Updating Infor LTR for new STS signing certificate

Update LTR for a new STS signing certificate. For muti-node deployments, this only needs to be done on primary node.

Note: Other Infor applications integrated with STS will require updating to the new signing certificates. Follow those application guides for proper steps. Integrated IdPs may also need the new signing certificate, download and apply the signing certificate based on these IdP signing certificate updating instructions.

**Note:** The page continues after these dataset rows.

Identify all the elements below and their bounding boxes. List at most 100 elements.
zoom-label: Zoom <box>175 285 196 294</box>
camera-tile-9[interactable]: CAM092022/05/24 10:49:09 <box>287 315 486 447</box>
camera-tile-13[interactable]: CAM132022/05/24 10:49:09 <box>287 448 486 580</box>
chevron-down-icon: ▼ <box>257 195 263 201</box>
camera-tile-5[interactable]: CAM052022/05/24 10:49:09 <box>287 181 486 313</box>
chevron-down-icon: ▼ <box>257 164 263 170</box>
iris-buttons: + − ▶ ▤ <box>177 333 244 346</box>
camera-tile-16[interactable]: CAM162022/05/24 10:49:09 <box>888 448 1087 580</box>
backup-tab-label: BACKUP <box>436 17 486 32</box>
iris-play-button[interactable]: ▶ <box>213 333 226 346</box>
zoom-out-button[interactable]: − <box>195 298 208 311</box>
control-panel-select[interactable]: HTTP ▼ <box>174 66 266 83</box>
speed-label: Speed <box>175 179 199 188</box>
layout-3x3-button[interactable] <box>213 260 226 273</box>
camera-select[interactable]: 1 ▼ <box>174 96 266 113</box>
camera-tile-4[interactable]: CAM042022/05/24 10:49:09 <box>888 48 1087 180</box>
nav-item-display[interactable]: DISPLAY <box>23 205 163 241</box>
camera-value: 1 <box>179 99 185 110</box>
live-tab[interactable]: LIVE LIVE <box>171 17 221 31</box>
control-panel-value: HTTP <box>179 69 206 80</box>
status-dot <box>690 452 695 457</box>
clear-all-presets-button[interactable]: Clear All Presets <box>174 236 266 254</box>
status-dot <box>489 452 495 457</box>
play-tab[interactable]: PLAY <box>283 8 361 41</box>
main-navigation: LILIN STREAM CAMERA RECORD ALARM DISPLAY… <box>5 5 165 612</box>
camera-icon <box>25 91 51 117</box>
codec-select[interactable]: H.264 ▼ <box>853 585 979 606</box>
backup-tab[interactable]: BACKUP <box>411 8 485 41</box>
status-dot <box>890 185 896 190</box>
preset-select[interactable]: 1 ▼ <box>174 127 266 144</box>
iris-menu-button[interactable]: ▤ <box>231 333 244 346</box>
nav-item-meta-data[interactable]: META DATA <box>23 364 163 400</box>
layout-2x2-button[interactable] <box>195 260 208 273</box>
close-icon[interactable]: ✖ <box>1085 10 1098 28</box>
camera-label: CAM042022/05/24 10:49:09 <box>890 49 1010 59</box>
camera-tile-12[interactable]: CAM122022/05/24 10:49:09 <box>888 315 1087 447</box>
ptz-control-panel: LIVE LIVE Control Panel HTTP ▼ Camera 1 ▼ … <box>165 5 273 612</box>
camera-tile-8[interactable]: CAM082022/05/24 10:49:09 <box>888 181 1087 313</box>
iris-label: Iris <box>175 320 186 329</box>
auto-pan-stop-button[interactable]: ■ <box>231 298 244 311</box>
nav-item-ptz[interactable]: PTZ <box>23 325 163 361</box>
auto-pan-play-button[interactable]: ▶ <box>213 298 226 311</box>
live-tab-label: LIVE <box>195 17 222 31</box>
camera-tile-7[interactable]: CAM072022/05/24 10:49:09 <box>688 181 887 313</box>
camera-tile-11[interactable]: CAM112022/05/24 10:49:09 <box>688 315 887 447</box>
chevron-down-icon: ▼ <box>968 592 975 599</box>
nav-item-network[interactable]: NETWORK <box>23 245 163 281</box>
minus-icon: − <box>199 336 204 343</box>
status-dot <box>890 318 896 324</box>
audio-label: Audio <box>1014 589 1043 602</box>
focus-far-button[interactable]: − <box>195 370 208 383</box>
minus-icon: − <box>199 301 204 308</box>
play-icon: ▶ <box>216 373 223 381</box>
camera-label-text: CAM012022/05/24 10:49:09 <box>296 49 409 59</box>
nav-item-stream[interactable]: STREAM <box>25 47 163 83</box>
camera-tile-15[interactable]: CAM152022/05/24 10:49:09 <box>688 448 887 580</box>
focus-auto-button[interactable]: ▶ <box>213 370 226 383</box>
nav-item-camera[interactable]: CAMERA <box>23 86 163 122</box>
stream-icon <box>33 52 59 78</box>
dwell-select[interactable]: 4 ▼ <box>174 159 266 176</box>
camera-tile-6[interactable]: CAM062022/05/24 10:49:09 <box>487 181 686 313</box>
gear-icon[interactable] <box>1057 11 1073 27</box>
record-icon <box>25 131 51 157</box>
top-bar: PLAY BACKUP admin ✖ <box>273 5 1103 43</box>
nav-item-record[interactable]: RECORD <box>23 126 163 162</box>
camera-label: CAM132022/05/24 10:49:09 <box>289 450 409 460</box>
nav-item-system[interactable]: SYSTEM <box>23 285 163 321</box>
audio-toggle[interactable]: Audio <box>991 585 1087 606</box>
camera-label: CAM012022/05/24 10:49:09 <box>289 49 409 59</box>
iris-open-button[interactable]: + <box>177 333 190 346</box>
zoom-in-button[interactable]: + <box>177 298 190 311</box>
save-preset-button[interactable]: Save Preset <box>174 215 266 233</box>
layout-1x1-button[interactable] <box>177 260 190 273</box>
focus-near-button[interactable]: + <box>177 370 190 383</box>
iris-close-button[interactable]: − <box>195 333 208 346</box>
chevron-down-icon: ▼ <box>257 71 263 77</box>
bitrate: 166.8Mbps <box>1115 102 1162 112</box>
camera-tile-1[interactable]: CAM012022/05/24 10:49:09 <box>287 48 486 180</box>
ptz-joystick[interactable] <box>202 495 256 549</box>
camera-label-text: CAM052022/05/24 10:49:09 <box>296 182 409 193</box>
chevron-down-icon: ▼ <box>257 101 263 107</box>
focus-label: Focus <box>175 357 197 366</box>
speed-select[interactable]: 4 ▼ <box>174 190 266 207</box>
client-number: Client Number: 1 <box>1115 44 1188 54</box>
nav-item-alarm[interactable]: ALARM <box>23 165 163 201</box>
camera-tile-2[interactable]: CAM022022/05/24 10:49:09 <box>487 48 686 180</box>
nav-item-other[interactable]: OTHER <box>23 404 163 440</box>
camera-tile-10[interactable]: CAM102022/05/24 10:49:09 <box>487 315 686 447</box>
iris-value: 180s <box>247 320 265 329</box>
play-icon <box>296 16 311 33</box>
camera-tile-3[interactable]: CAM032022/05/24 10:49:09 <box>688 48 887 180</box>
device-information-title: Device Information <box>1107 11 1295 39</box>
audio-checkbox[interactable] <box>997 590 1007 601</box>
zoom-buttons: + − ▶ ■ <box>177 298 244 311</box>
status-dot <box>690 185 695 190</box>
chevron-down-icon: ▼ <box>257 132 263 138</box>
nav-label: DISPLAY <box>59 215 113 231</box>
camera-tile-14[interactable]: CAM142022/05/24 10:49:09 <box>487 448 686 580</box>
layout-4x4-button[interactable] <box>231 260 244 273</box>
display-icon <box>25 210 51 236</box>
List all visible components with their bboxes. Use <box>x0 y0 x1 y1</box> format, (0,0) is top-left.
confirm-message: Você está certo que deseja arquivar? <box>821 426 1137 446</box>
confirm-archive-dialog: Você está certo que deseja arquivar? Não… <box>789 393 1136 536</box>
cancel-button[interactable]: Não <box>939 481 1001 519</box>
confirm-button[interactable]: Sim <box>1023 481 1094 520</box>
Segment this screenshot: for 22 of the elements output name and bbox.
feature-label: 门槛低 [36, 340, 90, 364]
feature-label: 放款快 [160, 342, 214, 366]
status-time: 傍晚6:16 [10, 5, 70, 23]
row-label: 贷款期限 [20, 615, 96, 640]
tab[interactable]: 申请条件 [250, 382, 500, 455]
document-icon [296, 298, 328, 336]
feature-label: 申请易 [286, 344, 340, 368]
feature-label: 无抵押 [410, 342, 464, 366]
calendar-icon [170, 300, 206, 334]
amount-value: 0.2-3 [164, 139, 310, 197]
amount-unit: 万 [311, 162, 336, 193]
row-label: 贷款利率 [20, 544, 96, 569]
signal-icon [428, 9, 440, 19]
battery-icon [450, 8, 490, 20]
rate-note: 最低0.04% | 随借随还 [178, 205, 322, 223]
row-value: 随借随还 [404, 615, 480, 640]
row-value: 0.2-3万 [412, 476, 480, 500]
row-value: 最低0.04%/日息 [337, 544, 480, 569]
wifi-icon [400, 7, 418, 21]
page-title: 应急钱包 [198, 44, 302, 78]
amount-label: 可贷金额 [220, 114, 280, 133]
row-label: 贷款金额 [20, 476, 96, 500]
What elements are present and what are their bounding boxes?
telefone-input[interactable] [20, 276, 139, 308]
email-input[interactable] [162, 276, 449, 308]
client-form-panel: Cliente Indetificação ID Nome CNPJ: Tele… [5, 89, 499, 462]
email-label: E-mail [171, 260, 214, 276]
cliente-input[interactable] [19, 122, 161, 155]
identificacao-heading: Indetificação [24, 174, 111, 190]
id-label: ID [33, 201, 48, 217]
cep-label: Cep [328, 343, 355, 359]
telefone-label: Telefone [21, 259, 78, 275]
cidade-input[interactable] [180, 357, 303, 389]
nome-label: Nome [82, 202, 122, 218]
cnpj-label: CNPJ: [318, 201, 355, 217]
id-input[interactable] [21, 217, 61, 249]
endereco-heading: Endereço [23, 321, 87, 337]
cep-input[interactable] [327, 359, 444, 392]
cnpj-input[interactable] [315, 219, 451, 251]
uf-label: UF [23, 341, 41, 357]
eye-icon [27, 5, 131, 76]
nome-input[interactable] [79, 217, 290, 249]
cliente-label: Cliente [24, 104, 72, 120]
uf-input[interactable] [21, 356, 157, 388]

After new signing certificate is active:

  1. Click on the Download Federated Metadata tab and select the Download SAML/WS-Fed IdP Metadata XML URL, right click and choose Copy.
  2. Open LTR manager, supply the SQL details and access your LTR farm.
  3. Select Identity Providers from the Object Explorer and double click the InforSTS_PSC provider.
  4. Select the From Url Import SAML Metadata radio button. Paste the SAML/WS-Fed IdP Metadata XML URL into the Value field and click Load. Note the change in the Primary Certificate. Click Save, click OK on the confirmation message.
  5. Select Infor LTR (Farm_name) under Object Browser and click the Save button. Click Yes on the Confirm action requires application restart message. Click OK on the Save Successful message. Close LTR Manager.
  6. Perform an iisreset using command prompt run as an administrator.
  7. Access the Grid by going to <InstallDir>/InforTechstackGrid/bin/ folder and selecting the AdminUI.cmd.
  8. In the Infor LTR Grid select the Security tab and then the SAML tab. Select Identity Provider and then expand Trusted Signing Certificates, note the Validity To date.
  9. Click the Import IdP Metadata link and click Import. Click Close when complete and make note of the new Validity To date.
  10. Update any integrated Infor applications and IdPs as required, validate authentication and access to the Infor LTR portal.